Je me sens trahie, je n’ai plus un accès direct à ses écrits, il me faut un intermédiaire, je suis trop loin (je ne me mettrai pas à l’italien).
Mais je vais lire « en d’autres mots » l’essai où elle raconte son choix de changer de langue.
« Où je suis » a été publié pour la première fois en 2018 et sa traduction en français en 2021. Trois ans.
Il m’a fallu trois ans pour avoir accès à ce livre.
Trois ans, c’est une sacrée trahison. Je vais peut-être lui écrire, pour lui expliquer ça. Peut-être qu’elle écrira de nouveau en anglais, qui sait ?
« Où je suis » est une série de billets, racontés à la première personne, qui font le portait d’une femme qui vit seule dans une ville d’Italie. C’est une vie de solitaire, de solitude qui est recherchée, entretenue et chérie.
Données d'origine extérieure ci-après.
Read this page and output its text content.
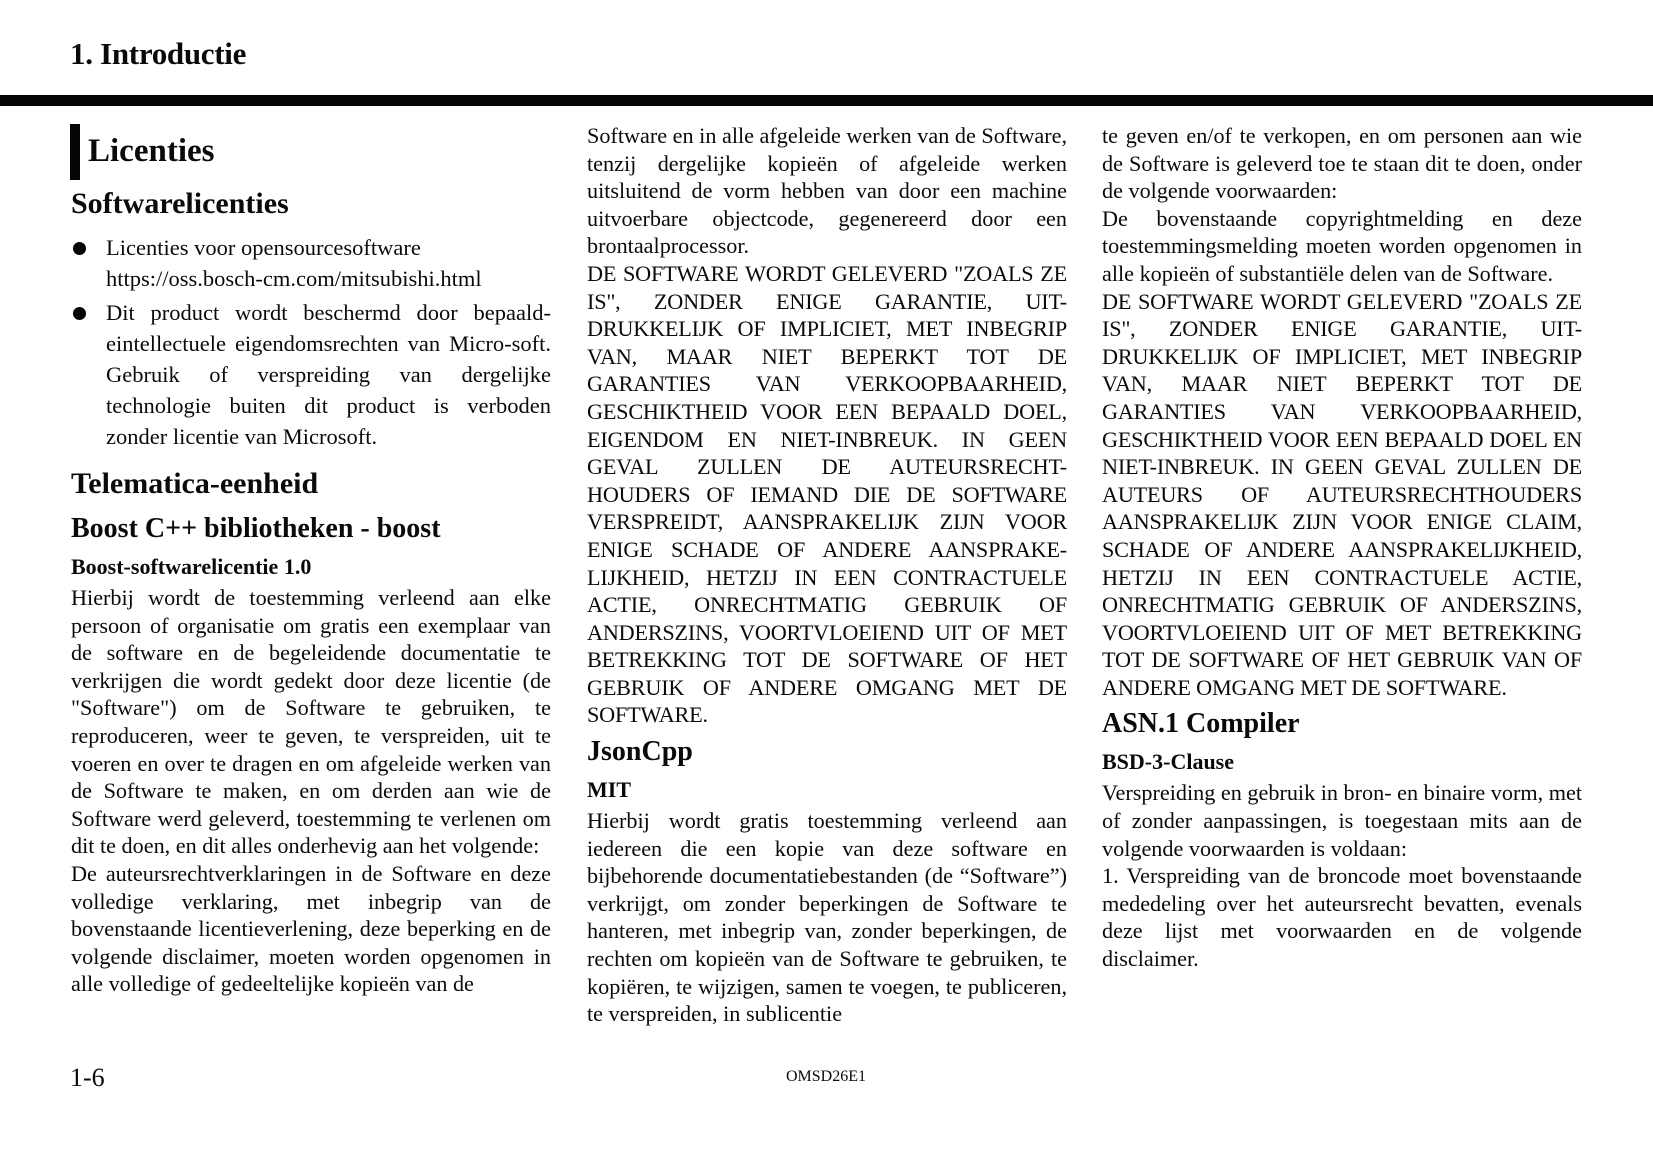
1. Introductie
Licenties
Softwarelicenties
Licenties voor opensourcesoftware
https://oss.bosch-cm.com/mitsubishi.html
Dit product wordt beschermd door bepaald-eintellectuele eigendomsrechten van Micro-soft. Gebruik of verspreiding van dergelijke technologie buiten dit product is verboden zonder licentie van Microsoft.
Telematica-eenheid
Boost C++ bibliotheken - boost
Boost-softwarelicentie 1.0

Hierbij wordt de toestemming verleend aan elke persoon of organisatie om gratis een exemplaar van de software en de begeleidende documentatie te verkrijgen die wordt gedekt door deze licentie (de "Software") om de Software te gebruiken, te reproduceren, weer te geven, te verspreiden, uit te voeren en over te dragen en om afgeleide werken van de Software te maken, en om derden aan wie de Software werd geleverd, toestemming te verlenen om dit te doen, en dit alles onderhevig aan het volgende:

De auteursrechtverklaringen in de Software en deze volledige verklaring, met inbegrip van de bovenstaande licentieverlening, deze beperking en de volgende disclaimer, moeten worden opgenomen in alle volledige of gedeeltelijke kopieën van de

Software en in alle afgeleide werken van de Software, tenzij dergelijke kopieën of afgeleide werken uitsluitend de vorm hebben van door een machine uitvoerbare objectcode, gegenereerd door een brontaalprocessor.

DE SOFTWARE WORDT GELEVERD "ZOALS ZE IS", ZONDER ENIGE GARANTIE, UIT-DRUKKELIJK OF IMPLICIET, MET INBEGRIP VAN, MAAR NIET BEPERKT TOT DE GARANTIES VAN VERKOOPBAARHEID, GESCHIKTHEID VOOR EEN BEPAALD DOEL, EIGENDOM EN NIET-INBREUK. IN GEEN GEVAL ZULLEN DE AUTEURSRECHT-HOUDERS OF IEMAND DIE DE SOFTWARE VERSPREIDT, AANSPRAKELIJK ZIJN VOOR ENIGE SCHADE OF ANDERE AANSPRAKE-LIJKHEID, HETZIJ IN EEN CONTRACTUELE ACTIE, ONRECHTMATIG GEBRUIK OF ANDERSZINS, VOORTVLOEIEND UIT OF MET BETREKKING TOT DE SOFTWARE OF HET GEBRUIK OF ANDERE OMGANG MET DE SOFTWARE.

JsonCpp
MIT

Hierbij wordt gratis toestemming verleend aan iedereen die een kopie van deze software en bijbehorende documentatiebestanden (de “Software”) verkrijgt, om zonder beperkingen de Software te hanteren, met inbegrip van, zonder beperkingen, de rechten om kopieën van de Software te gebruiken, te kopiëren, te wijzigen, samen te voegen, te publiceren, te verspreiden, in sublicentie

te geven en/of te verkopen, en om personen aan wie de Software is geleverd toe te staan dit te doen, onder de volgende voorwaarden:

De bovenstaande copyrightmelding en deze toestemmingsmelding moeten worden opgenomen in alle kopieën of substantiële delen van de Software.

DE SOFTWARE WORDT GELEVERD "ZOALS ZE IS", ZONDER ENIGE GARANTIE, UIT-DRUKKELIJK OF IMPLICIET, MET INBEGRIP VAN, MAAR NIET BEPERKT TOT DE GARANTIES VAN VERKOOPBAARHEID, GESCHIKTHEID VOOR EEN BEPAALD DOEL EN NIET-INBREUK. IN GEEN GEVAL ZULLEN DE AUTEURS OF AUTEURSRECHTHOUDERS AANSPRAKELIJK ZIJN VOOR ENIGE CLAIM, SCHADE OF ANDERE AANSPRAKELIJKHEID, HETZIJ IN EEN CONTRACTUELE ACTIE, ONRECHTMATIG GEBRUIK OF ANDERSZINS, VOORTVLOEIEND UIT OF MET BETREKKING TOT DE SOFTWARE OF HET GEBRUIK VAN OF ANDERE OMGANG MET DE SOFTWARE.

ASN.1 Compiler
BSD-3-Clause

Verspreiding en gebruik in bron- en binaire vorm, met of zonder aanpassingen, is toegestaan mits aan de volgende voorwaarden is voldaan:

1. Verspreiding van de broncode moet bovenstaande mededeling over het auteursrecht bevatten, evenals deze lijst met voorwaarden en de volgende disclaimer.

1-6	OMSD26E1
Chaque expérience de socialisation est un renforcement de son amour de la solitude. Cette façon d’écrire, peu narrative, par touche de sensations, de regards posés sur les choses, les gens, ce qui l’entoure, en décrit un univers poétique, une holistique pointilliste au final assez précise tout en étant flou, faite d’abord de pensées et de sensations.
C’est probablement la version littéraire du « female gaze » selon Iris Brey.
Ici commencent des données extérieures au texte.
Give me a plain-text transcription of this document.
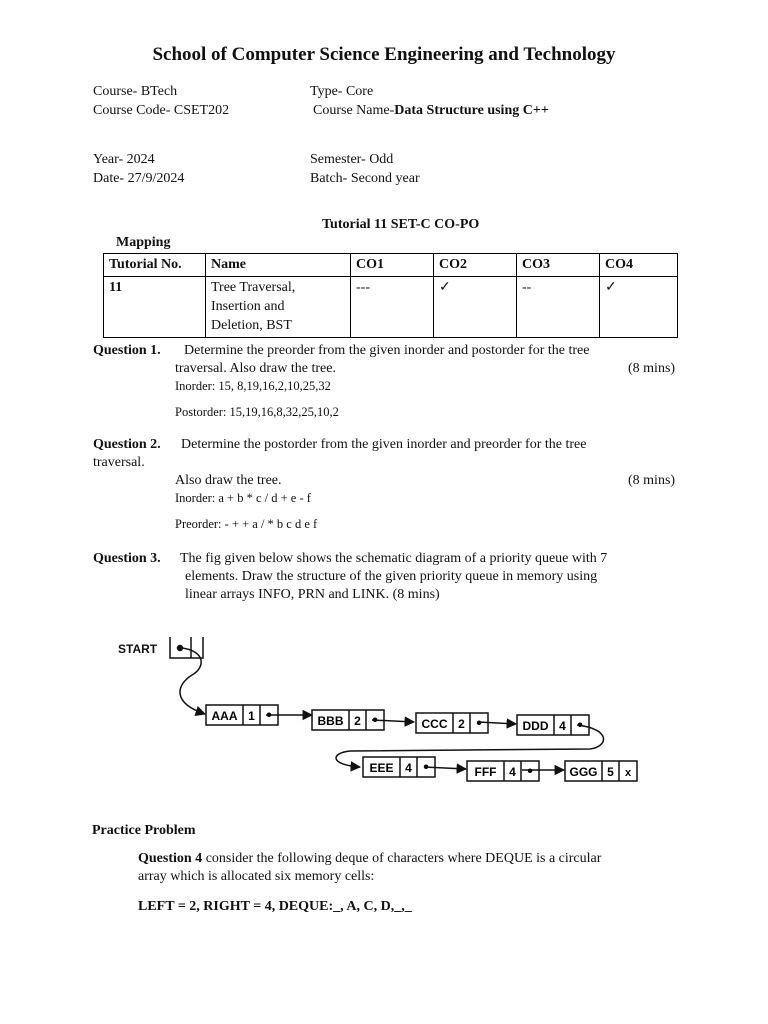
School of Computer Science Engineering and Technology
Course- BTech	Type- Core
Course Code- CSET202	Course Name-Data Structure using C++
Year- 2024	Semester- Odd
Date- 27/9/2024	Batch- Second year
Tutorial 11 SET-C CO-PO
Mapping
Tutorial No.	Name	CO1	CO2	CO3	CO4
11	Tree Traversal,
Insertion and
Deletion, BST	---	✓	--	✓
Question 1. Determine the preorder from the given inorder and postorder for the tree
traversal. Also draw the tree.	(8 mins)
Inorder: 15, 8,19,16,2,10,25,32
Postorder: 15,19,16,8,32,25,10,2
Question 2. Determine the postorder from the given inorder and preorder for the tree
traversal.
Also draw the tree.	(8 mins)
Inorder: a + b * c / d + e - f
Preorder: - + + a / * b c d e f
Question 3. The fig given below shows the schematic diagram of a priority queue with 7
elements. Draw the structure of the given priority queue in memory using
linear arrays INFO, PRN and LINK. (8 mins)
START
AAA 1 •	BBB 2 •	CCC 2 •	DDD 4 •
EEE 4 •	FFF 4 •	GGG 5 x
Practice Problem
Question 4 consider the following deque of characters where DEQUE is a circular
array which is allocated six memory cells:
LEFT = 2, RIGHT = 4, DEQUE:_, A, C, D,_,_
Et surtout j’ai beaucoup ri en lisant le chapitre (le billet) « à un diner ».
Je me suis sentie soudain universelle. Pas aussi dingue ou asociale que la bienséance voudrait le laisser penser.
La narratrice est invitée à un diner chez un ami, avec d’autres personnes, certains qu’elle ne connait pas. Une femme parmi les invités l’agace profondément dès la rencontre.
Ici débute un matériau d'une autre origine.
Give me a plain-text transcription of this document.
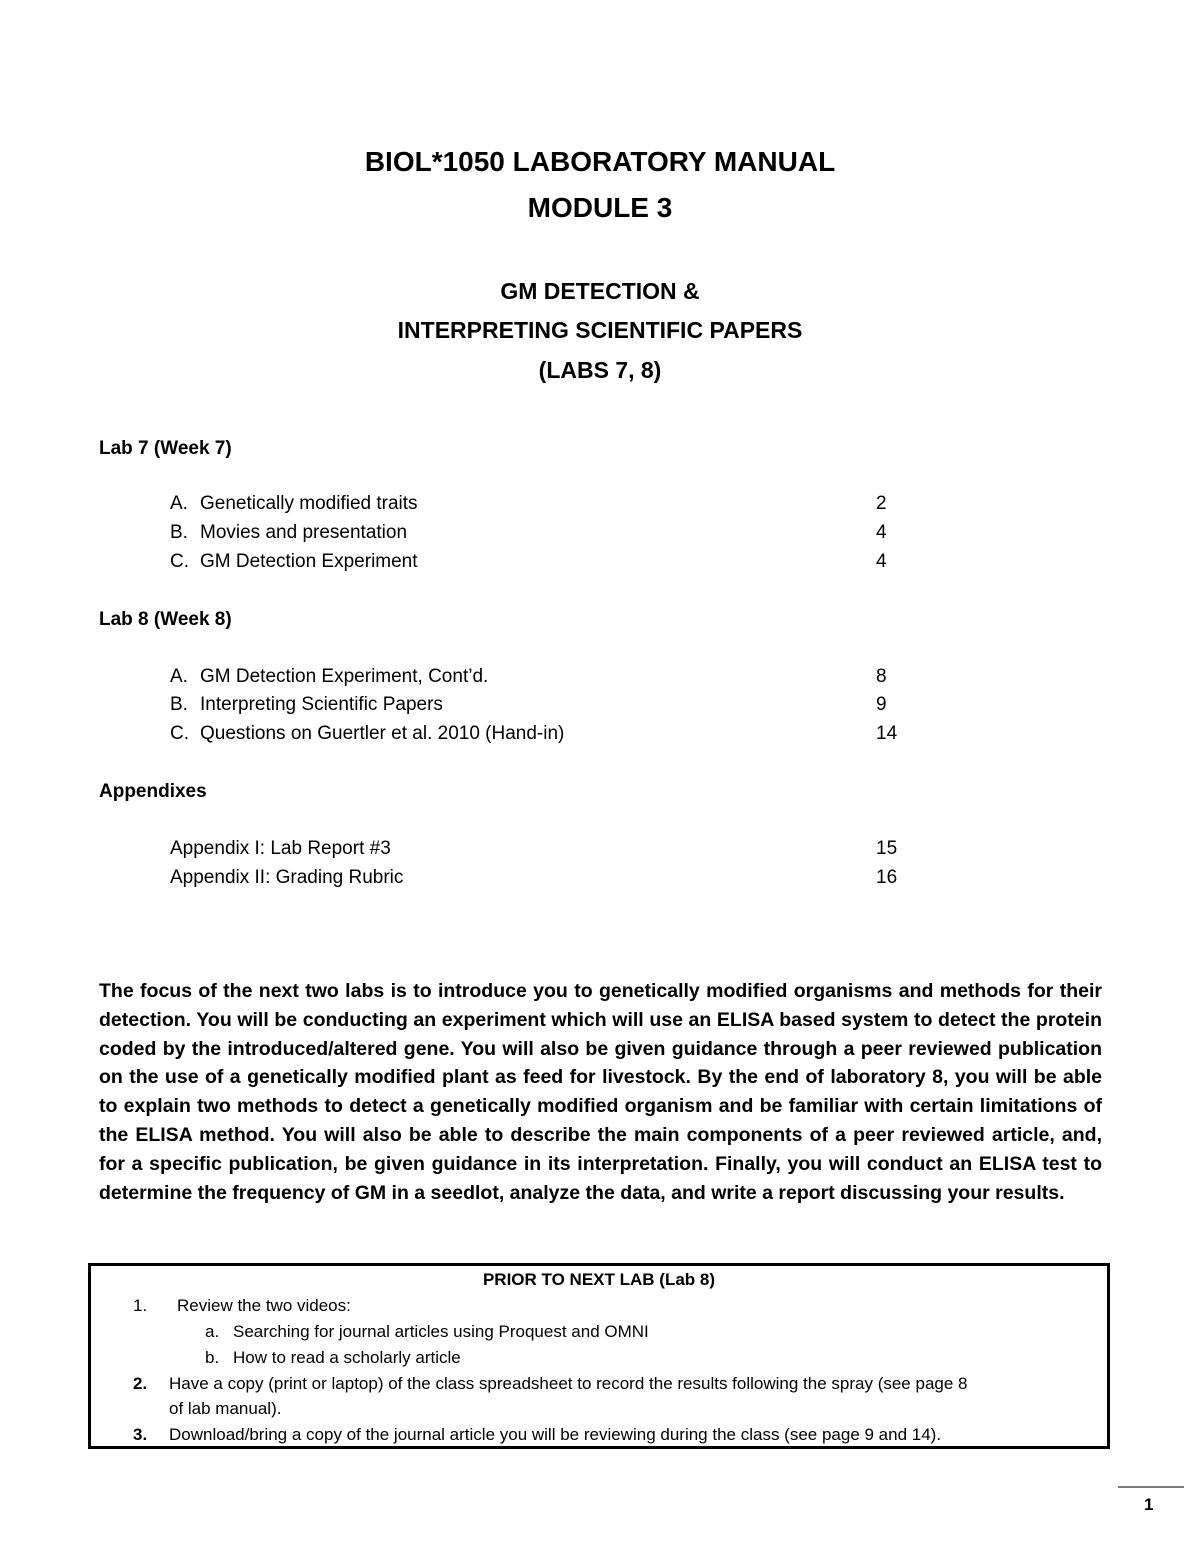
BIOL*1050 LABORATORY MANUAL
MODULE 3
GM DETECTION &
INTERPRETING SCIENTIFIC PAPERS
(LABS 7, 8)
Lab 7 (Week 7)
A. Genetically modified traits	2
B. Movies and presentation	4
C. GM Detection Experiment	4
Lab 8 (Week 8)
A. GM Detection Experiment, Cont’d.	8
B. Interpreting Scientific Papers	9
C. Questions on Guertler et al. 2010 (Hand-in)	14
Appendixes
Appendix I: Lab Report #3	15
Appendix II: Grading Rubric	16
The focus of the next two labs is to introduce you to genetically modified organisms and methods for their detection. You will be conducting an experiment which will use an ELISA based system to detect the protein coded by the introduced/altered gene. You will also be given guidance through a peer reviewed publication on the use of a genetically modified plant as feed for livestock. By the end of laboratory 8, you will be able to explain two methods to detect a genetically modified organism and be familiar with certain limitations of the ELISA method. You will also be able to describe the main components of a peer reviewed article, and, for a specific publication, be given guidance in its interpretation. Finally, you will conduct an ELISA test to determine the frequency of GM in a seedlot, analyze the data, and write a report discussing your results.
PRIOR TO NEXT LAB (Lab 8)
1. Review the two videos:
a. Searching for journal articles using Proquest and OMNI
b. How to read a scholarly article
2. Have a copy (print or laptop) of the class spreadsheet to record the results following the spray (see page 8
of lab manual).
3. Download/bring a copy of the journal article you will be reviewing during the class (see page 9 and 14).
1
Elle fait des commentaires sur la ville, elle est légèrement excessive et elle a un avis sur tout
Elle raconte les échanges, les prises de positions intellectuelles, son retrait poli à plusieurs reprises jusqu’au milieu du repas, où elle finit par abandonner :
Je ne suis pas ivre mais je n’arrive pas à me retenir, et je lui dis :
- Mais tu t’es entendue parler ? Qu’est-ce que c’est que ces conneries que tu racontes ? ».
Sentiment de déjà vu, déjà vécu. La même phrase, à quelques mots près.
Comme moi, elle ne regrette pas sa remarque, mais elle est embarrassée pour son ami qui recevait pour le diner.
Comme dans les situations que j’ai connues (et de mon initiative), c’est quand on nomme les choses que les gens sont embêtés, car on peut toujours ignorer un éléphant dans la pièce, tant qu’on n’a pas dit qu’il y était. Une fois que c’est nommé, c’est plus difficile de l’ignorer. On préfère laisser dire des conneries plutôt que de dire que ça en est, c’est moins couteux.
Le travail d’explicitation a un coût, qui n’est pas toujours utile d’endosser ; jouer les victimes est toujours plus facile que de reconnaitre qu’on dit des conneries de façon assertive (et c’est ce qui en fait « des conneries » plutôt qu’un avis).
C’est la première fois que je rencontre ce genre de situations vécues par une autre que moi. Je n’en adore que plus cette auteure, prête à lui pardonner d’avoir écrit cette histoire d’abord en italien.